On the US side, although it sent an encouraging message, the December 13 Senate vote was not nearly enough to effect material change. In order to force a real showdown with the Trump administration, War Powers legislation has to pass both the Senate and the House. And thanks to House Speaker Paul Ryan, House Republicans, and five Democrats, the House will almost certainly not vote on significant Yemen legislation this session. That means that both the House and the Senate will have to redo the “historic” voting process after the new Congress takes over on January 3.
Luckily, Democrats—for whom Yemen has mostly become a party-line issue—have won a majority in the House and only lost a couple of seats in the Senate. But there’s more than whip math at play in the coming Congress. Many of the senators who supported the Sanders-Murphy-Lee Yemen legislation appear to have done so for reasons other than concern for imperiled Yemenis. The Khashoggi assassination was undoubtedly a main motivation: Democrat Bob Menendez, ranking member of the Senate Foreign Relations Committee, announced his support for the resolution after hearing Secretary of State Mike Pompeo and Secretary of Defense Jim Mattis brief the Senate on Khashoggi and Saudi Arabia. “It’s time to send Saudi Arabia a message,” he told reporters. Similarly, after the same briefing, Republican Lindsey Graham said, “I get Yemen, I understand the strategic relationship between us and Saudi Arabia, but I’m not going to blow past” the Khashoggi murder. (Graham voted for the legislation in late November, but abstained the second time around.)
The question of Iran was also hanging over Capitol Hill in the run-up to the Sanders-Murphy-Lee votes.
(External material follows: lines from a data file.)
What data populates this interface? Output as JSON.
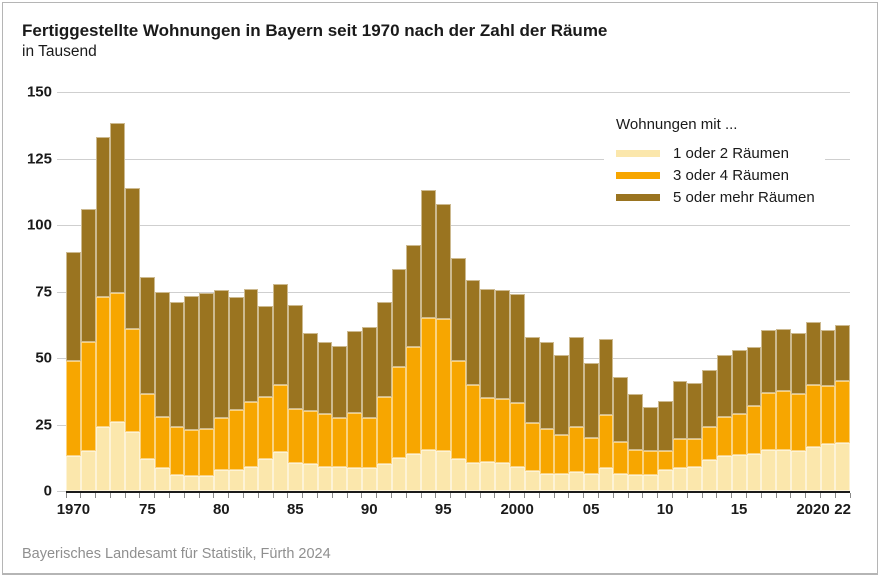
{
  "header": {
    "title": "Fertiggestellte Wohnungen in Bayern seit 1970 nach der Zahl der Räume",
    "subtitle": "in Tausend"
  },
  "legend": {
    "title": "Wohnungen mit ...",
    "items": [
      {
        "label": "1 oder 2 Räumen",
        "color": "#fbe7ac"
      },
      {
        "label": "3 oder 4 Räumen",
        "color": "#f7a600"
      },
      {
        "label": "5 oder mehr Räumen",
        "color": "#9a7420"
      }
    ]
  },
  "footer": {
    "source": "Bayerisches Landesamt für Statistik, Fürth 2024"
  },
  "colors": {
    "rooms_1_2": "#fbe7ac",
    "rooms_3_4": "#f7a600",
    "rooms_5_plus": "#9a7420",
    "gridline": "#cfcfcf",
    "axis": "#1a1a1a",
    "frame": "#b5b5b5",
    "source_text": "#8f8f8f"
  },
  "chart_data": {
    "type": "bar",
    "stacked": true,
    "title": "Fertiggestellte Wohnungen in Bayern seit 1970 nach der Zahl der Räume",
    "ylabel": "in Tausend",
    "ylim": [
      0,
      150
    ],
    "yticks": [
      0,
      25,
      50,
      75,
      100,
      125,
      150
    ],
    "grid": true,
    "legend_position": "top-right",
    "years": [
      1970,
      1971,
      1972,
      1973,
      1974,
      1975,
      1976,
      1977,
      1978,
      1979,
      1980,
      1981,
      1982,
      1983,
      1984,
      1985,
      1986,
      1987,
      1988,
      1989,
      1990,
      1991,
      1992,
      1993,
      1994,
      1995,
      1996,
      1997,
      1998,
      1999,
      2000,
      2001,
      2002,
      2003,
      2004,
      2005,
      2006,
      2007,
      2008,
      2009,
      2010,
      2011,
      2012,
      2013,
      2014,
      2015,
      2016,
      2017,
      2018,
      2019,
      2020,
      2021,
      2022
    ],
    "xticks": [
      {
        "year": 1970,
        "label": "1970"
      },
      {
        "year": 1975,
        "label": "75"
      },
      {
        "year": 1980,
        "label": "80"
      },
      {
        "year": 1985,
        "label": "85"
      },
      {
        "year": 1990,
        "label": "90"
      },
      {
        "year": 1995,
        "label": "95"
      },
      {
        "year": 2000,
        "label": "2000"
      },
      {
        "year": 2005,
        "label": "05"
      },
      {
        "year": 2010,
        "label": "10"
      },
      {
        "year": 2015,
        "label": "15"
      },
      {
        "year": 2020,
        "label": "2020"
      },
      {
        "year": 2022,
        "label": "22"
      }
    ],
    "series": [
      {
        "name": "1 oder 2 Räumen",
        "color": "#fbe7ac",
        "values": [
          13,
          15,
          24,
          26,
          22,
          12,
          8.5,
          6,
          5.5,
          5.5,
          8,
          8,
          9,
          12,
          14.5,
          10.5,
          10,
          9,
          9,
          8.5,
          8.5,
          10,
          12.5,
          14,
          15.5,
          15,
          12,
          10.5,
          11,
          10.5,
          9,
          7.5,
          6.5,
          6.5,
          7,
          6.5,
          8.5,
          6.5,
          6,
          6,
          8,
          8.5,
          9,
          11.5,
          13,
          13.5,
          14,
          15.5,
          15.5,
          15,
          16.5,
          17.5,
          18
        ]
      },
      {
        "name": "3 oder 4 Räumen",
        "color": "#f7a600",
        "values": [
          36,
          41,
          49,
          48.5,
          39,
          24.5,
          19.5,
          18,
          17.5,
          18,
          19.5,
          22.5,
          24.5,
          23.5,
          25.5,
          20.5,
          20,
          20,
          18.5,
          21,
          19,
          25.5,
          34,
          40,
          49.5,
          49.5,
          37,
          29.5,
          24,
          24,
          24,
          18,
          17,
          14.5,
          17,
          13.5,
          20,
          12,
          9.5,
          9,
          7,
          11,
          10.5,
          12.5,
          15,
          15.5,
          18,
          21.5,
          22,
          21.5,
          23.5,
          22,
          23.5
        ]
      },
      {
        "name": "5 oder mehr Räumen",
        "color": "#9a7420",
        "values": [
          41,
          50,
          60,
          64,
          53,
          44,
          47,
          47,
          50.5,
          51,
          48,
          42.5,
          42.5,
          34,
          38,
          39,
          29.5,
          27,
          27,
          30.5,
          34,
          35.5,
          37,
          38.5,
          48,
          43.5,
          38.5,
          39.5,
          41,
          41,
          41,
          32.5,
          32.5,
          30,
          34,
          28,
          28.5,
          24.5,
          21,
          16.5,
          19,
          22,
          21,
          21.5,
          23,
          24,
          22,
          23.5,
          23.5,
          23,
          23.5,
          21,
          21
        ]
      }
    ]
  }
}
Though Iran’s role in the war is debatable—and has been exaggerated by Riyadh—Saudi leaders and some in the United States see the war against the Houthis as an important proxy battle with Iran, since the Houthis and Iran are verbally allied, and Iran is alleged to be smuggling weapons into Yemen. For some lawmakers, like Republican Senator Todd Young, the question of whether to support the Saudi-led coalition is all about how the offensive affects Iranian power. “Does Iran have more or less influence in Yemen now than it did a year ago—or when the civil war started?” he asked on the Senate floor.
These senators and others aligned with them have spoken out about the humanitarian catastrophe in Yemen, but it’s clear that they are mostly concerned about regional power struggles. If anger over Khashoggi’s murder subsides, or if the calculations of Iran hawks change, sentiment might turn against War Powers legislation.
‘The Life I Deserve to Live’
Whatever the reality in the minds of Houthi leaders, Yemeni government officials, Mohammed bin Salman, or US lawmakers, the crisis in Yemen is dire. Recently, the UN’s top humanitarian official warned of a “great big famine”—entirely man-made—that could threaten the lives of half the country’s population in 2019.
“This isn’t the life I deserve to live,” a Yemeni woman named Nour tweeted recently. Let’s hope that those with power over the conflict agree, and soon come to realize that peace followed by inclusive political dialogue is the only way to ensure that Yemenis have a future.